News
07.22.2011
Open> Market
Dekalb Market by Urban Space and Young Woo & Associates
Courtesy Urban Space

Dekalb Market
332 Flatbush Avenue
Brooklyn
Web: dekalbmarket.com
Architect: Urban Space and Young Woo & Associates


Courtesy Dekalb Market (top), Urban Space (above, below)
 
 
 
 

Low-price, low-rise, low-impact, the new DeKalb Market in Brooklyn is far from low-key. The modular market opened on July 23 and sits on the site of the planned second phase of the CityPoint development in Downtown Brooklyn. The market is made up of a lego-like fortress of shipping containers re-appropriated by 22 local companies as cafes, restaurants, retail outlets, and even an internet radio station. The repurposing of both the site and rectangular storage units is the brainchild of UK-based Urban Space developed with Young Woo & Associates. Urban Space has been championing container constructions for 30 years and is behind successful public spaces and temporary markets including the famous Camden Lock in North London and Union Square Holiday Market in Manhattan, as well as retail, leisure and residential developments. “This is the first of its kind in the US,” said Urban Space's Jessica Tolliver. “We really focus on going into areas that are not being used to full potential and putting something there for the community to enjoy.”

On the former site of the Albee Square shopping center between Willoughby and Fulton Streets, the containers are stacked two-high to form a gateway, and they drop to one story along the perimeter of the one-acre lot, which also accommodates a temporary weekend fair.
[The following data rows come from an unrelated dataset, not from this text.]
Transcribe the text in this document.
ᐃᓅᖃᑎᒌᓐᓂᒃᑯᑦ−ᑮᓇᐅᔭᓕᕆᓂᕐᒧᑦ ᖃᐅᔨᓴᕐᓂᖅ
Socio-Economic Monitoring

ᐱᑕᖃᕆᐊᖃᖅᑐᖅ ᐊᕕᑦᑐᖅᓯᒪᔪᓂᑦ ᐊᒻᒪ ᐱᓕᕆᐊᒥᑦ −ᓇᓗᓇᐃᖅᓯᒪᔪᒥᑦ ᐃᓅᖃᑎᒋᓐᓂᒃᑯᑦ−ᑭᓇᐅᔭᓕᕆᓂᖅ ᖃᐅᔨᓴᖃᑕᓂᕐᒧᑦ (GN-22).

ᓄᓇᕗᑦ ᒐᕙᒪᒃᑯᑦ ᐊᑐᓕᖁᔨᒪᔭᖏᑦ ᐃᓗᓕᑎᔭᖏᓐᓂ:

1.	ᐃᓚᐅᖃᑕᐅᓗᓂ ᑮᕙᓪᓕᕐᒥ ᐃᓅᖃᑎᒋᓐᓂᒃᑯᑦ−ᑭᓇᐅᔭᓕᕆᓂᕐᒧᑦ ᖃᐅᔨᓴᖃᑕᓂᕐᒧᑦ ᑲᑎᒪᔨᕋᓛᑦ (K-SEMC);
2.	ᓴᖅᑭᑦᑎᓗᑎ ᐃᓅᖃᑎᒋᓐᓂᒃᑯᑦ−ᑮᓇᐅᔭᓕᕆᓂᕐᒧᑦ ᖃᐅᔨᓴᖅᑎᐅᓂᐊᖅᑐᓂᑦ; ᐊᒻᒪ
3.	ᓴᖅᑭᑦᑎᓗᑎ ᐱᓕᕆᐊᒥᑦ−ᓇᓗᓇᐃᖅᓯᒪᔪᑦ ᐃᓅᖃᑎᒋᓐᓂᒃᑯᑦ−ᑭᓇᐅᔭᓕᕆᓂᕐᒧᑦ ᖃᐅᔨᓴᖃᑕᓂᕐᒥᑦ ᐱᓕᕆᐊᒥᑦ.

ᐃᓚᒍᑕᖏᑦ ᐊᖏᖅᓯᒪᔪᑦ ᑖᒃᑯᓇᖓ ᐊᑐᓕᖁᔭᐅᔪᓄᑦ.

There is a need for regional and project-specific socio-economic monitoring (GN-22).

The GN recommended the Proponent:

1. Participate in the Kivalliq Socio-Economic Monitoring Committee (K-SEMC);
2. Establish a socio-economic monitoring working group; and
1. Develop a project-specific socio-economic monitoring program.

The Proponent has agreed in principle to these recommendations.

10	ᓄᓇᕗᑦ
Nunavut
The container vendors include a diverse mix of established and start-up companies, like Robicelli's cupcakes and Cuzin's Duzin doughnuts. The vendors each leased their new hubs for one year and could individualize the container interiors. Due to delayed permits, they spent the past two weeks frantically painting, cladding, and soundproofing their cabins to meet the grand opening deadline. Anticipating a warm reception, the partners of Urban Space aim to extend and expand the container community. “This is the big intro,” said Tolliver, and, she hopes, the beginning of a rectangular revolution.